The 37 people, including two transgender women and one man, said once in the city, those promises evaporated and victims were instead, often violently, pressed into prostitution.

“This man appeared, an acquaintance of my aunt. … he said, ‘I’m going to take you to my aunt’s, and she can give you a job and you can live there,” a woman who was trafficked named Meena said in the report. “I thought that was a really good idea, but it wasn’t like that.”

One woman Baskin described, Marcella, was trafficked by her boyfriend, a violent drug addict. When he lost his job, he pressured her to sell her body in Mexico. Eventually, he sent her to New York to prostitute under people he knew, threatening to bar her from their daughter, who he kept.

After 10 years, she escaped, finding the Sex Workers Project, which eventually reunited her with her daughter and helped through the prosecution of the New York pimps. Her trafficker is still at large.

“It’s a happy ending, sort of,” Baskin said. “But it was a very long road.”

Congresswoman Carolyn Maloney, co-chair of the Congressional Human Trafficking Caucus, first fought trafficking after finding out a city tour company was selling tours to “thinly veiled brothels” in 1999.

“It’s an absolutely horrific crime,” she told Metro. And it shows no sign of ebbing, she said.

“It is so lucrative,” she said. “Unlike drugs and guns that can be only sold once, the human body can be sold again and again.”

More help for victims

President Barack Obama just pushed last week at Manhattan’s Clinton Global Initiative to end trafficking, which he called “modern slavery.” He vowed to increase border-control officials’ training and make it easier for victims to get visas to stay safely in the States.

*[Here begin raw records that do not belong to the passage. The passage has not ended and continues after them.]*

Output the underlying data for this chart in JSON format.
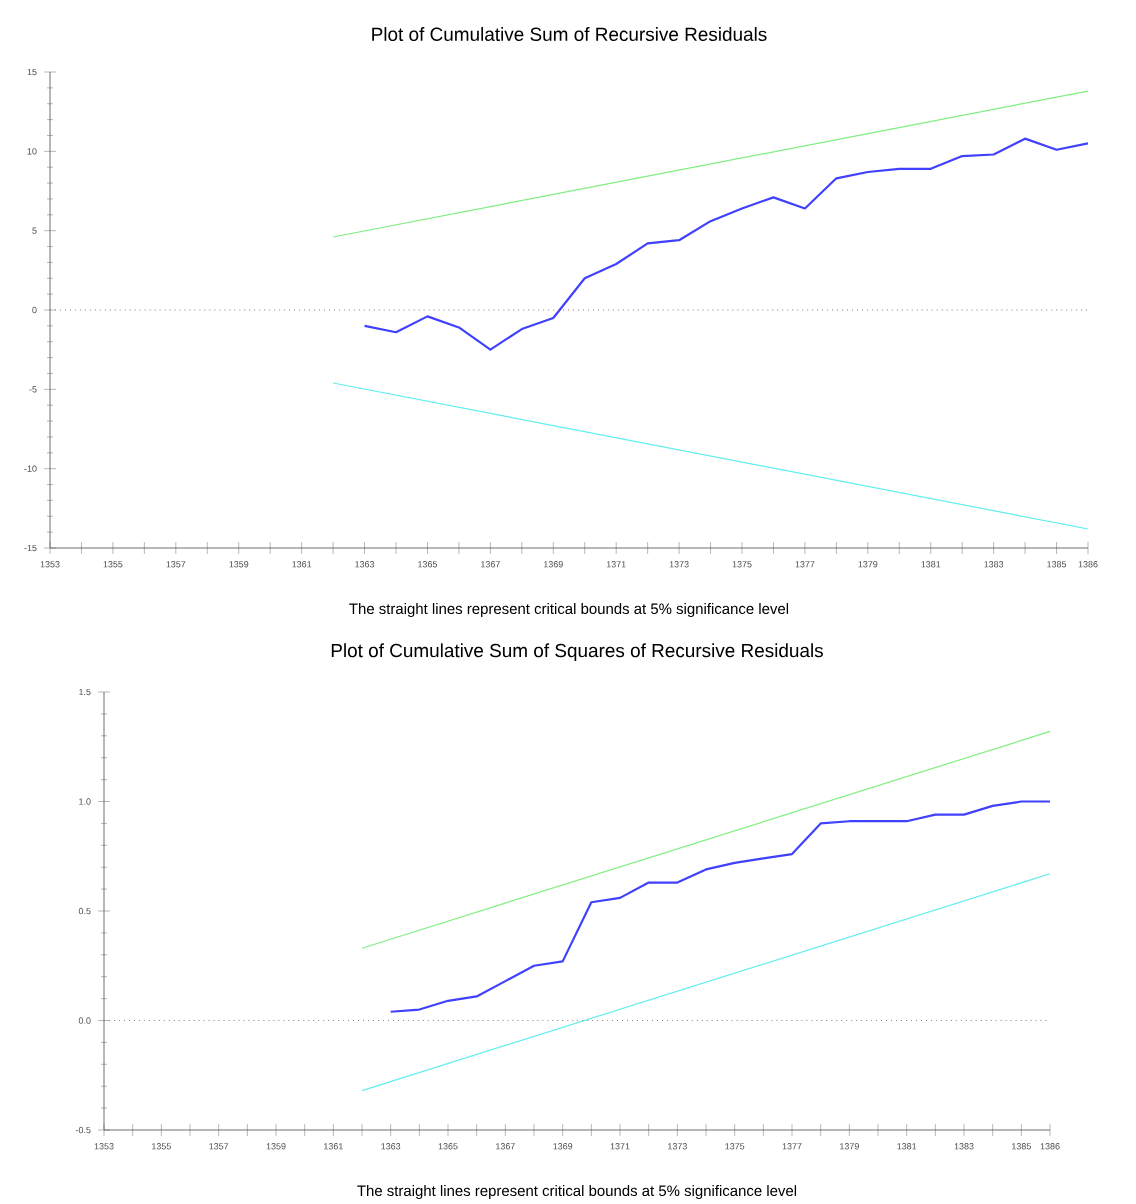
{
  "chart_data": [
    {
      "type": "line",
      "title": "Plot of Cumulative Sum of Recursive Residuals",
      "annotations": [
        "The straight lines represent critical bounds at 5% significance level"
      ],
      "xlim": [
        1353,
        1386
      ],
      "ylim": [
        -15,
        15
      ],
      "xticks": [
        1353,
        {
          "value": 1354,
          "label": null
        },
        1355,
        {
          "value": 1356,
          "label": null
        },
        1357,
        {
          "value": 1358,
          "label": null
        },
        1359,
        {
          "value": 1360,
          "label": null
        },
        1361,
        {
          "value": 1362,
          "label": null
        },
        1363,
        {
          "value": 1364,
          "label": null
        },
        1365,
        {
          "value": 1366,
          "label": null
        },
        1367,
        {
          "value": 1368,
          "label": null
        },
        1369,
        {
          "value": 1370,
          "label": null
        },
        1371,
        {
          "value": 1372,
          "label": null
        },
        1373,
        {
          "value": 1374,
          "label": null
        },
        1375,
        {
          "value": 1376,
          "label": null
        },
        1377,
        {
          "value": 1378,
          "label": null
        },
        1379,
        {
          "value": 1380,
          "label": null
        },
        1381,
        {
          "value": 1382,
          "label": null
        },
        1383,
        {
          "value": 1384,
          "label": null
        },
        1385,
        1386
      ],
      "yticks": [
        -15,
        -10,
        -5,
        0,
        5,
        10,
        15
      ],
      "series": [
        {
          "color": "#4040ff",
          "x": [
            1363,
            1364,
            1365,
            1366,
            1367,
            1368,
            1369,
            1370,
            1371,
            1372,
            1373,
            1374,
            1375,
            1376,
            1377,
            1378,
            1379,
            1380,
            1381,
            1382,
            1383,
            1384,
            1385,
            1386
          ],
          "values": [
            -1.0,
            -1.4,
            -0.4,
            -1.1,
            -2.5,
            -1.2,
            -0.5,
            2.0,
            2.9,
            4.2,
            4.4,
            5.6,
            6.4,
            7.1,
            6.4,
            8.3,
            8.7,
            8.9,
            8.9,
            9.7,
            9.8,
            10.8,
            10.1,
            10.5
          ]
        },
        {
          "color": "#80ee80",
          "x": [
            1362,
            1386
          ],
          "values": [
            4.6,
            13.8
          ]
        },
        {
          "color": "#60eeee",
          "x": [
            1362,
            1386
          ],
          "values": [
            -4.6,
            -13.8
          ]
        }
      ],
      "ref_lines": [
        {
          "axis": "y",
          "value": 0,
          "line_style": "dotted",
          "color": "#808080"
        }
      ]
    },
    {
      "type": "line",
      "title": "Plot of Cumulative Sum of Squares of Recursive Residuals",
      "annotations": [
        "The straight lines represent critical bounds at 5% significance level"
      ],
      "xlim": [
        1353,
        1386
      ],
      "ylim": [
        -0.5,
        1.5
      ],
      "xticks": [
        1353,
        {
          "value": 1354,
          "label": null
        },
        1355,
        {
          "value": 1356,
          "label": null
        },
        1357,
        {
          "value": 1358,
          "label": null
        },
        1359,
        {
          "value": 1360,
          "label": null
        },
        1361,
        {
          "value": 1362,
          "label": null
        },
        1363,
        {
          "value": 1364,
          "label": null
        },
        1365,
        {
          "value": 1366,
          "label": null
        },
        1367,
        {
          "value": 1368,
          "label": null
        },
        1369,
        {
          "value": 1370,
          "label": null
        },
        1371,
        {
          "value": 1372,
          "label": null
        },
        1373,
        {
          "value": 1374,
          "label": null
        },
        1375,
        {
          "value": 1376,
          "label": null
        },
        1377,
        {
          "value": 1378,
          "label": null
        },
        1379,
        {
          "value": 1380,
          "label": null
        },
        1381,
        {
          "value": 1382,
          "label": null
        },
        1383,
        {
          "value": 1384,
          "label": null
        },
        1385,
        1386
      ],
      "yticks": [
        -0.5,
        {
          "value": 0,
          "label": "0.0"
        },
        0.5,
        {
          "value": 1,
          "label": "1.0"
        },
        1.5
      ],
      "series": [
        {
          "color": "#4040ff",
          "x": [
            1363,
            1364,
            1365,
            1366,
            1367,
            1368,
            1369,
            1370,
            1371,
            1372,
            1373,
            1374,
            1375,
            1376,
            1377,
            1378,
            1379,
            1380,
            1381,
            1382,
            1383,
            1384,
            1385,
            1386
          ],
          "values": [
            0.04,
            0.05,
            0.09,
            0.11,
            0.18,
            0.25,
            0.27,
            0.54,
            0.56,
            0.63,
            0.63,
            0.69,
            0.72,
            0.74,
            0.76,
            0.9,
            0.91,
            0.91,
            0.91,
            0.94,
            0.94,
            0.98,
            1.0,
            1.0
          ]
        },
        {
          "color": "#80ee80",
          "x": [
            1362,
            1386
          ],
          "values": [
            0.33,
            1.32
          ]
        },
        {
          "color": "#60eeee",
          "x": [
            1362,
            1386
          ],
          "values": [
            -0.32,
            0.67
          ]
        }
      ],
      "ref_lines": [
        {
          "axis": "y",
          "value": 0,
          "line_style": "dotted",
          "color": "#808080"
        }
      ]
    }
  ]
}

The Urban Justice Center suggests that more resources should be allocated to connecting trafficking victims with their children, who are often kept by the trafficker as a way to control the victim, such as in the case of Marcella. Also, activists want the government to stop requiring that trafficking victims cooperate with law enforcement in order to stay in the United States – this puts them at great risk, advocates say, fearing traffickers’ retaliation.